Silk

One of the common threads (pun intended) in both my mystery series is the importance of weaving. It is not hyperbole to say that without the weavers – most of them women – there would be no cloth and no clothes. Until the Industrial Revolution, when weaving was mechanized, all of the cloth was woven by hand weavers on looms.

Wool is a forgiving thread to weave. It has a little stretch. Linen is harder since the threads have no stretch at all. Silk, with his hair fine threads, is truly difficult.

The myth around the invention of silk goes like this. In about 2700 B. C. E., an emperor’s wife was sipping hot tea when the cocoon of a silkworm fell into her cup. The hot liquid dissolved the sticky coating and the threads unwound. Genetic traces and archaeological finds put the domestication of the silkworm to between 4000 and 5000 years ago, though wild silk may have been woven by then. Chinese archaeologists say they found traces of silk in the soil in a tomb from around 8500 years ago. Wow!

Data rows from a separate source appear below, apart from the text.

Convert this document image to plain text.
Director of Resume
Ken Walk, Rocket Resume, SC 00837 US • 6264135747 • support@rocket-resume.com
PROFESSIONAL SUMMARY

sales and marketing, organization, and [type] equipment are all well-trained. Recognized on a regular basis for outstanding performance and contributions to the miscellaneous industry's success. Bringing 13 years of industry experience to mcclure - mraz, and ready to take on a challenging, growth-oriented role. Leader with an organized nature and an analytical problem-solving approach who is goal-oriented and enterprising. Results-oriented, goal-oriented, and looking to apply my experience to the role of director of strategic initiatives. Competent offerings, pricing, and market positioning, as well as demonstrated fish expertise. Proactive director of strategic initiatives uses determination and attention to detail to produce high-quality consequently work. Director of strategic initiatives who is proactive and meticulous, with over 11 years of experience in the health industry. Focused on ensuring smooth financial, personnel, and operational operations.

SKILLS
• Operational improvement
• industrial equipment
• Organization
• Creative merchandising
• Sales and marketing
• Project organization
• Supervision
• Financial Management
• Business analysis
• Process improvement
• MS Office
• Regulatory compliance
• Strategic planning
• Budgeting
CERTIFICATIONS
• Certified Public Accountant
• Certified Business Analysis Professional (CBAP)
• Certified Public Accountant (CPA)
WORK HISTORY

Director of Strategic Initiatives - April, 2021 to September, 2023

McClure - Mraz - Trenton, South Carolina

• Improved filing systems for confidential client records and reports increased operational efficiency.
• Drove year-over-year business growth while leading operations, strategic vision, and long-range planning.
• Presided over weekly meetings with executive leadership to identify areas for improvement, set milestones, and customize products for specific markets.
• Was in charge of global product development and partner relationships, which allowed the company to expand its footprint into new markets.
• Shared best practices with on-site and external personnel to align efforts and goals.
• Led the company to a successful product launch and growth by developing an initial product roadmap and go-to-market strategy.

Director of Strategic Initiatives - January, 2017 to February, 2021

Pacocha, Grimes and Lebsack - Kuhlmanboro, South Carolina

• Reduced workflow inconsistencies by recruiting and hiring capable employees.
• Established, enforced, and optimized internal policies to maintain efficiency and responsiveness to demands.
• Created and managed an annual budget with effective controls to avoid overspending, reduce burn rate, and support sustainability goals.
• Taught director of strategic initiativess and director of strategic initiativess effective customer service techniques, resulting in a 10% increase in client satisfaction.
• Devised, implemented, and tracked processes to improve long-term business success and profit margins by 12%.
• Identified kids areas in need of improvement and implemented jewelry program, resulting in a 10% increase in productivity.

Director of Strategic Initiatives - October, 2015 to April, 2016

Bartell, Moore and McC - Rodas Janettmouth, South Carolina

Millennia of selective breeding created the B. Mori moths that are blind and white. They lay eggs on mulberry leaves. The larvae feed on the leaves and then spin the cocoons. The silk is made up of two proteins – fibroin and sericin. The process of stretching and spinning these proteins through an opening near the worm’s jaw creates the solid fiber. Although finer than a human hair, silk has tremendous tensile strength.

One thing I didn’t know: silk is used in medicine. Because it decays slowly in the human body, leaving nothing behind, and is strong, silk is used for surgical sutures. It has been used for centuries as bandages. And the Chinese used it in armor. Silk help shield any wounds.

Currently Reading

This week I read a very interesting nonfiction discussion of pretty much everything relating to textiles and a woman’s fashion in a particular place and time.

Kate Strasdin came into possession of a dress diary, a book filled with swatches of the fabrics that made up Anne Sykes, and some of her friends, during the middle of the nineteenth century.

Since her family, and the family of her husband Adam Sykes, were involved in Britain’s textile industry, Anne had access to all the newest cottons, silk from the East, and, later in the century, the newest in the aniline dyes.

Using the fabrics a a springboard, Strasdin references cultural consequences such the enslaved peoples in the United States who picked the cotton that kept the British factories humming.

When Adam Sykes relocates to China, Strasdin discusses silk and, at the same time, the differences in culture, the Opium War, and more.

Colored photographs of the fabric swatches illuminate the text and there is a QR code at the back that brings the reader to more examples.